Special Photo Greater Atlanta Christian School Senior High Principal Scott Harsh, left, and GAC Project Manager Brett Harte stand on a 48-acre plot of land where the Central Africa School of Excellence will be built.
NORCROSS -- Greater Atlanta Christian School has plans for a sister school in Central Africa. An administrator with the senior high school recently returned from a trip to discuss the facility's future.
The tuition-driven private school will serve Rwandan children in grades 7-12 and could open within the next several years, said Scott Harsh, senior high school principal at Greater Atlanta Christian School. But it will, in effect, serve students of the local school as well.
"We see a great benefit," Harsh said. "One strategic goal is to provide students with a global education and outlook.
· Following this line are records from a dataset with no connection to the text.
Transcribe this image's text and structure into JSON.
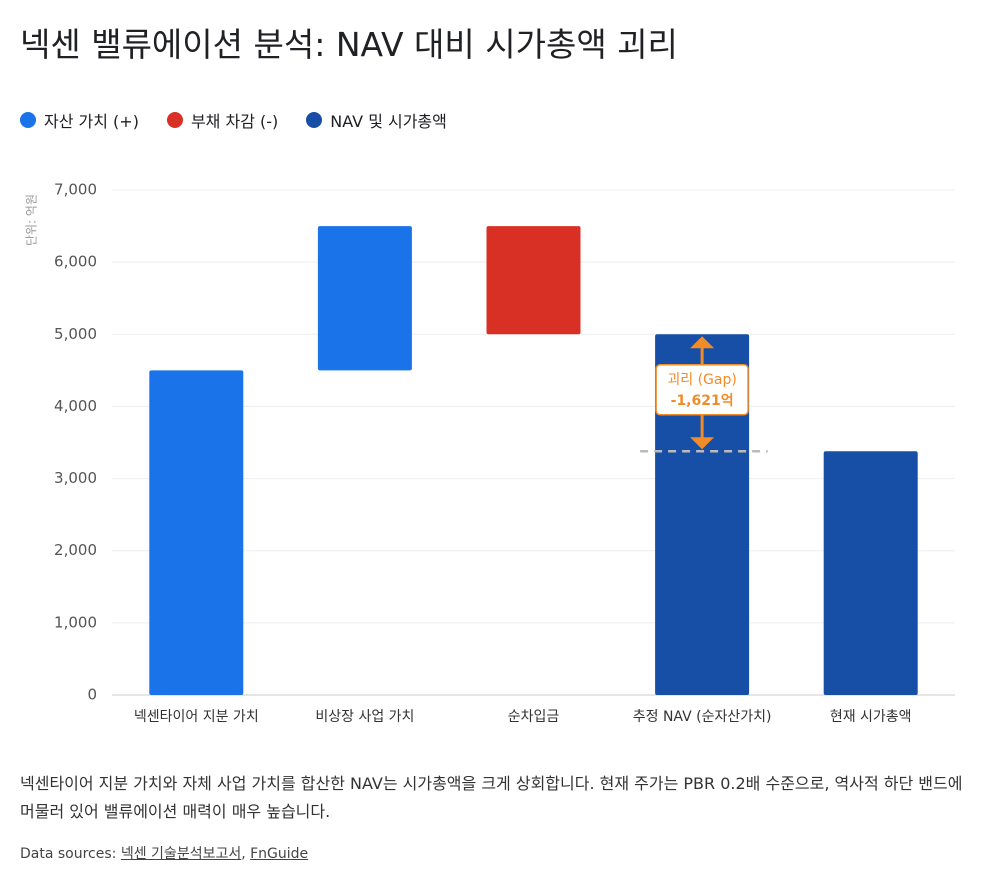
{
  "title": "넥센 밸류에이션 분석: NAV 대비 시가총액 괴리",
  "chart_data": {
    "type": "waterfall",
    "legend": [
      {
        "name": "자산 가치 (+)",
        "color": "#1a73e8",
        "kind": "increase"
      },
      {
        "name": "부채 차감 (-)",
        "color": "#d93025",
        "kind": "decrease"
      },
      {
        "name": "NAV 및 시가총액",
        "color": "#174ea6",
        "kind": "total"
      }
    ],
    "categories": [
      "넥센타이어 지분 가치",
      "비상장 사업 가치",
      "순차입금",
      "추정 NAV (순자산가치)",
      "현재 시가총액"
    ],
    "values": [
      4500,
      2000,
      -1500,
      5000,
      3379
    ],
    "kinds": [
      "increase",
      "increase",
      "decrease",
      "total",
      "total"
    ],
    "y_label": "단위: 억원",
    "ylim": [
      0,
      7000
    ],
    "yticks": [
      0,
      {
        "value": 1000,
        "label": "1,000"
      },
      {
        "value": 2000,
        "label": "2,000"
      },
      {
        "value": 3000,
        "label": "3,000"
      },
      {
        "value": 4000,
        "label": "4,000"
      },
      {
        "value": 5000,
        "label": "5,000"
      },
      {
        "value": 6000,
        "label": "6,000"
      },
      {
        "value": 7000,
        "label": "7,000"
      }
    ],
    "grid": true,
    "annotation": {
      "label": "괴리 (Gap)",
      "value": -1621,
      "value_label": "-1,621억",
      "color": "#f28c28"
    }
  },
  "description": "넥센타이어 지분 가치와 자체 사업 가치를 합산한 NAV는 시가총액을 크게 상회합니다. 현재 주가는 PBR 0.2배 수준으로, 역사적 하단 밴드에 머물러 있어 밸류에이션 매력이 매우 높습니다.",
  "sources_label": "Data sources:",
  "sources": [
    "넥센 기술분석보고서",
    "FnGuide"
  ]
}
We will be exchanging ideas and courses."
Exchange programs for students and teachers who live in the Atlanta area or elsewhere also will be available through the partnership.
Tentatively named Central Africa School of Excellence, Harsh said establishing the school has been an interest among administrators and board members for a long time.
Because of a personal connection with the school, Rwanda's president visited Greater Atlanta Christian School three years ago. Harsh said President Paul Kagame "made the remark that he wanted a school similar to ours in Rwanda."
For the past four years, GAC has been working with the president to help create the facility. In March 2012, the president and the Rwandan government formally endorsed GAC's proposal for the co-ed day and boarding Christian School.
Harsh said the president gave the school a 48-acre tract of land in the city of Kigali: "A prime location."
On the recent trip to Rwanda, Harsh went to set up a nonprofit organization in Rwanda to receive the land. "We're in the final stages of making those preparations," he said.
The structure of the school will replicate GAC's American college-preparatory Christian educational model, "designed to prepare future Central/East African leaders."
The curriculum will be a modified American education model, aimed at preparing students for success in world universities -- in the United States and elsewhere.
Harsh said that it's an exciting time for GAC: "This is an opportunity for students in Rwanda that would not otherwise be provided. It can change the landscape for future generations."